The Interior Ministry issued the statement Wednesday on SPA, Saudi Arabia's official news agency.
Addressing what it called "rumors exchanged over social networks and some media outlets calling for congregations and marches," the Interior Ministry said that "the laws of the Kingdom prohibit activities disturbing the public peace and opening venues to sedition."
Saudi blogger and opinion writer Tamador Alyami, a supporter of the campaign who recently posted a video showing her driving in the city of Jedda, noted that a Twitter account supporting Saudi political prisoners recently "tweeted a message saying you have to take advantage of this day, that it's an opportunity to go out there and demonstrate and ask for the rights of the political prisoners."

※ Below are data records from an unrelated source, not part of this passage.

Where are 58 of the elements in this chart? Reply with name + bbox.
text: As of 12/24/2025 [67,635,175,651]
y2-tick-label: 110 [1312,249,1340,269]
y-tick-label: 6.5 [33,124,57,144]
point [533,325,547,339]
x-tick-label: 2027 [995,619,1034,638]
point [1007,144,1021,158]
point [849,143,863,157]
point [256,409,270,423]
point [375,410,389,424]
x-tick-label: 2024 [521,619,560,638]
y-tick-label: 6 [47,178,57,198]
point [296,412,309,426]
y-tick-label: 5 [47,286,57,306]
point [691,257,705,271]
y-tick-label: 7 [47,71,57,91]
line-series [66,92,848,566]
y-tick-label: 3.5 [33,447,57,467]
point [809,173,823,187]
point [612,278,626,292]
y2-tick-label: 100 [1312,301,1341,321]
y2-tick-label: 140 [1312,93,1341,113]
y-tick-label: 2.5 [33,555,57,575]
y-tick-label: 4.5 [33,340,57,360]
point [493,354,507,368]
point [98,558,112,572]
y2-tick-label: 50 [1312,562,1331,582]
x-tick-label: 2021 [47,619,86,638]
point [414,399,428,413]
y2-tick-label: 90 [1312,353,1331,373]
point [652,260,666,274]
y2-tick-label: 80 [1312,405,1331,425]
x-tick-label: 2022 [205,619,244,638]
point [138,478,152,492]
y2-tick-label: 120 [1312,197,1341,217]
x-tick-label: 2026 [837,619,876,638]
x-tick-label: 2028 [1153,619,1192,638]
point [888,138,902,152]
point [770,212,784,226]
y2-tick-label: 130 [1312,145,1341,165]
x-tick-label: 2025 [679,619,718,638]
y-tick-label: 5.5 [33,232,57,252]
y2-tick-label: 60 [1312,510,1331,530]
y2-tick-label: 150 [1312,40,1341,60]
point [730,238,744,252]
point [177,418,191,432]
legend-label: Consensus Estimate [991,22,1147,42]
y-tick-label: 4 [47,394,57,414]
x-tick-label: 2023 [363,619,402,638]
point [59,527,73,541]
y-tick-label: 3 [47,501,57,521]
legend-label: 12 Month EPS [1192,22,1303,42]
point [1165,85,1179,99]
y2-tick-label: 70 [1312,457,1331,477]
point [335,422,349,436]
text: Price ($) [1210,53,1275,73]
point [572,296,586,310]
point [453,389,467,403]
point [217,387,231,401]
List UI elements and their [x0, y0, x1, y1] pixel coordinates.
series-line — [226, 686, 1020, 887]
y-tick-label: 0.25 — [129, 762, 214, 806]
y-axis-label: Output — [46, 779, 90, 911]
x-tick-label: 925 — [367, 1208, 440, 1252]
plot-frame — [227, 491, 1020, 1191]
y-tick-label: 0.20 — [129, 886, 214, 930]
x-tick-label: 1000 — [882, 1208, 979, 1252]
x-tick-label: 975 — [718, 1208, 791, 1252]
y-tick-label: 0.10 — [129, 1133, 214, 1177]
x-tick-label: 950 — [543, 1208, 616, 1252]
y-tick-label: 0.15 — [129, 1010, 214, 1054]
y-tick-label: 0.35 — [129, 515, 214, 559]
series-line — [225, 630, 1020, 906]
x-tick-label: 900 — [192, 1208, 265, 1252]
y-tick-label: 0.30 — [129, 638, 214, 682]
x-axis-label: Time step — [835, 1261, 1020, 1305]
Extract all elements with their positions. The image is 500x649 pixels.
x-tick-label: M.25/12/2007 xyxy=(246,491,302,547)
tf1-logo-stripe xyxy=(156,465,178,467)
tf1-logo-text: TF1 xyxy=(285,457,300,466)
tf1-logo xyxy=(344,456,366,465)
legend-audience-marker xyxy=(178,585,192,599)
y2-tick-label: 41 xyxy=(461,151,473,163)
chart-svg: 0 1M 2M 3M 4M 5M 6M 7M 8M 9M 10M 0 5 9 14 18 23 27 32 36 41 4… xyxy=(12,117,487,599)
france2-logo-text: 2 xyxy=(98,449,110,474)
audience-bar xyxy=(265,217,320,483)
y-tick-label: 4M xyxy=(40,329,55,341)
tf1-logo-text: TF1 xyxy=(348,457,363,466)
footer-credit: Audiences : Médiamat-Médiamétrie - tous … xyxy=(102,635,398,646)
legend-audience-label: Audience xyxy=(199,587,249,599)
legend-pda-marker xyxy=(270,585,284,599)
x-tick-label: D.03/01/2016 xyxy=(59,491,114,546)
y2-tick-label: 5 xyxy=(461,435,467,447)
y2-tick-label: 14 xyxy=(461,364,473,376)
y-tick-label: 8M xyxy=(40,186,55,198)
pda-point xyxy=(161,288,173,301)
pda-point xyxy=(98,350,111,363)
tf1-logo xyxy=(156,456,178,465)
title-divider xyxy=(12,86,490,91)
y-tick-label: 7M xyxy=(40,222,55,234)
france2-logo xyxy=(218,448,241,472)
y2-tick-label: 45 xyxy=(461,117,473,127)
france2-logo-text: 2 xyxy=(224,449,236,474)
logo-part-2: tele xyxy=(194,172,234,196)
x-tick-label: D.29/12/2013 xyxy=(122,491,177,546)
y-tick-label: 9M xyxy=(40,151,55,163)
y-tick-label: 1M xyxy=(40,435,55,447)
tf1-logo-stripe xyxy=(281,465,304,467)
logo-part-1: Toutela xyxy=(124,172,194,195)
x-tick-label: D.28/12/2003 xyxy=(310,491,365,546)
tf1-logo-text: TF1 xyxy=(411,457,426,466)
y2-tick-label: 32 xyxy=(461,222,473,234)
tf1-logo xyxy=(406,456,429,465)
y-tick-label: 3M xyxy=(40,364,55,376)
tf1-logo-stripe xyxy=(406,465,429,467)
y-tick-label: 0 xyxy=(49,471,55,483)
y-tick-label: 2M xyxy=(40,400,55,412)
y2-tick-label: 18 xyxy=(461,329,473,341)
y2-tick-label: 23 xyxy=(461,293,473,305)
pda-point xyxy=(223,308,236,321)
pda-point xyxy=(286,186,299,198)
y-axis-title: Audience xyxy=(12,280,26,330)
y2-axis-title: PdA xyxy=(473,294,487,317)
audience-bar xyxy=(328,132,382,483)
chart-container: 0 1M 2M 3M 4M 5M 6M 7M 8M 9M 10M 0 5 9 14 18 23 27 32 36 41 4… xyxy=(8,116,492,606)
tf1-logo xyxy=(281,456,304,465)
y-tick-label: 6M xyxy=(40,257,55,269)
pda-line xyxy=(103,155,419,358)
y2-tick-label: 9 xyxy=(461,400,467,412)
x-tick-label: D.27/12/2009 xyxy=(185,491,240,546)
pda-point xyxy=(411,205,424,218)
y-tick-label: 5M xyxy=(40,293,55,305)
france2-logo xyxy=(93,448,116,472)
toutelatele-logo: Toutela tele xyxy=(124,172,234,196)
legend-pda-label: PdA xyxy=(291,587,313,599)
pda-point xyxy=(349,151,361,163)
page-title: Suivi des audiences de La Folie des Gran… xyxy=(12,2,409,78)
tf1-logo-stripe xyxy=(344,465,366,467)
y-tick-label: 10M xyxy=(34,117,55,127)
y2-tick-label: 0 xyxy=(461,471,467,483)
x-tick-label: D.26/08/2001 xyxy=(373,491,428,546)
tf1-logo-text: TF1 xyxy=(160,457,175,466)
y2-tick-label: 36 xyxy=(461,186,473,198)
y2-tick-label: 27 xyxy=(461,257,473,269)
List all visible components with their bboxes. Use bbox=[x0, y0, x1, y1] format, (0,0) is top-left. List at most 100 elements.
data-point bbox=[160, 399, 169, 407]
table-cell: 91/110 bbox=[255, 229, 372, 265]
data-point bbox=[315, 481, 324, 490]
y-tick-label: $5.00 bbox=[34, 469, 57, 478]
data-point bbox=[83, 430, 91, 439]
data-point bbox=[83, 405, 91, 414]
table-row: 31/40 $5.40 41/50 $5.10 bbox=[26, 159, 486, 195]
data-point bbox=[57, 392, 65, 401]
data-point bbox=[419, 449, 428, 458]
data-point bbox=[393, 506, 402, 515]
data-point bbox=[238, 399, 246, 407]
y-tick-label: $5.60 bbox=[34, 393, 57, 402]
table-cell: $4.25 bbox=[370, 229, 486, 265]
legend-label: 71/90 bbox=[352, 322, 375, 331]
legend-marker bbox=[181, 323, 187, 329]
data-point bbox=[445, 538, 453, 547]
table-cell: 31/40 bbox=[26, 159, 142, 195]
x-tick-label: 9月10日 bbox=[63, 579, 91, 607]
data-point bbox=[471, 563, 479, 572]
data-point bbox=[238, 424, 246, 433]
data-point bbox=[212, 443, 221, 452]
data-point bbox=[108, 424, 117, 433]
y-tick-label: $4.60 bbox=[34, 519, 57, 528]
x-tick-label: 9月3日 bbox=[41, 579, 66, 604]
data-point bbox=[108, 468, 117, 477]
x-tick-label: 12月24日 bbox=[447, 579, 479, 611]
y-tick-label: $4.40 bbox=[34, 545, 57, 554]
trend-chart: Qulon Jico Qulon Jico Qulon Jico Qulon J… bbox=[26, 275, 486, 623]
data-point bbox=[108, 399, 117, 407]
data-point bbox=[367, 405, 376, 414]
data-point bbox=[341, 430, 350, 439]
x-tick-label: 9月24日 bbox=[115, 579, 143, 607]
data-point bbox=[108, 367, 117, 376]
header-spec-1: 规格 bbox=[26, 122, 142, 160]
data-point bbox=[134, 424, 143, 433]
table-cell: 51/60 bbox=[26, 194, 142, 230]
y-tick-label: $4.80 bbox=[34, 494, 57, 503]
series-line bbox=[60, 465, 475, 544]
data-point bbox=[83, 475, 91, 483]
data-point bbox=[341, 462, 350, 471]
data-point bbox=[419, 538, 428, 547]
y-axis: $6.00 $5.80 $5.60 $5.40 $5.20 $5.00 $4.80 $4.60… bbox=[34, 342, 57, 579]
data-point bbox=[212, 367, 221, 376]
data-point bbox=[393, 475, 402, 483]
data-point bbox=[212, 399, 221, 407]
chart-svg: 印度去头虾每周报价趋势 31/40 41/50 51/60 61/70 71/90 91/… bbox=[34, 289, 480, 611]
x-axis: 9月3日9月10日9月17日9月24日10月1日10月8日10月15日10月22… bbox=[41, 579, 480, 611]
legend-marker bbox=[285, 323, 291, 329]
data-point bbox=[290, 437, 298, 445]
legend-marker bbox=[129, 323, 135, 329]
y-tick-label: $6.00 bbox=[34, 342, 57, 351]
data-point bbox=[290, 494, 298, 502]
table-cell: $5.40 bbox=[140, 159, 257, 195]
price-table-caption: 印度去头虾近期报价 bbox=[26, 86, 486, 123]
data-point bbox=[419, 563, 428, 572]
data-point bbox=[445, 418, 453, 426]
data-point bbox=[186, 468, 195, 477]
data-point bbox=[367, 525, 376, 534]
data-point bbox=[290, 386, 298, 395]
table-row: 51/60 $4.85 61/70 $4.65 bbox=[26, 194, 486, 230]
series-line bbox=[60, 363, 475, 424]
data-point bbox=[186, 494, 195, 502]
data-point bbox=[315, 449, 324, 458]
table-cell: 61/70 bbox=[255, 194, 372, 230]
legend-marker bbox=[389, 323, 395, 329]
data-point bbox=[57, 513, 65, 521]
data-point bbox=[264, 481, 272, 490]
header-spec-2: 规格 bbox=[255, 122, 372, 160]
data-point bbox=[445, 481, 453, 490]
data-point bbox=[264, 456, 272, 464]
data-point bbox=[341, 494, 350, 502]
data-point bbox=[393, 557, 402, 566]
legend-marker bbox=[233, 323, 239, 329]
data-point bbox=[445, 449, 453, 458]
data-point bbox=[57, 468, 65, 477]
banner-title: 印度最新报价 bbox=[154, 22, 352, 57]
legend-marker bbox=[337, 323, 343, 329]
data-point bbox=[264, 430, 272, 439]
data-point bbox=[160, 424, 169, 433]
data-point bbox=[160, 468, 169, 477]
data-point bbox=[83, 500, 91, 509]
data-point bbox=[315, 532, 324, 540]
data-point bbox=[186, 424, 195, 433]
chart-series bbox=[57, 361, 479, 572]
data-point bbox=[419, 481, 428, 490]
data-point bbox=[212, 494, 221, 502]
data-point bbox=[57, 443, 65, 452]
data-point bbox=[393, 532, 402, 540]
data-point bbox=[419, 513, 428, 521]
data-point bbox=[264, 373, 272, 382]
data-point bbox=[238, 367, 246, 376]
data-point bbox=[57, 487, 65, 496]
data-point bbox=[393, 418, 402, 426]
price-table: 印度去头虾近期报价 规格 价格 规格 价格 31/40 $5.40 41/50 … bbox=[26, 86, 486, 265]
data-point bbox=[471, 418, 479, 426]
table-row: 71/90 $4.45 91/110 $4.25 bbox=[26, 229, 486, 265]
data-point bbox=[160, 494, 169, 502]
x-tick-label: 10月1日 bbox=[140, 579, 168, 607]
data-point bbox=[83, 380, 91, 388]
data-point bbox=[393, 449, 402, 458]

"As soon as I read the Interior Ministry statement, I was sure the message was meant for them, not for those who will go out to drive," she said, adding that women drivers will not be demonstrating that day.
No traffic law specifically prohibits women from driving in Saudi Arabia, but religious edicts there are often interpreted to mean women are not allowed to operate a vehicle.
In late September, an online movement was launched urging Saudi women to get behind the wheel. The October 26th Women's Driving Campaign quickly gained momentum, with its online petition having so far garnered over 16,000 signatures.
In addition, numerous Saudi women have already taken to the streets -- filming themselves driving through the streets of various cities, and then uploading those videos to YouTube.
The language of the Interior Ministry's statement "shows that it wasn't really about the 26th of October movement," Alyami said. "They've known about this campaign for a few months and there's been no attempt to stop (it). If they've let it go this far, that should reassure us."
Indeed, many women who have been out driving report having been spotted by traffic police who haven't stopped them.
Alyami said she drove her car again on Wednesday to her parents' house and passed two traffic policemen.
"One of the traffic policemen saw me and didn't stop me. I was scared, but when he just drove by and went away, I felt so happy, so reassured and more determined than ever to go out on the 26th."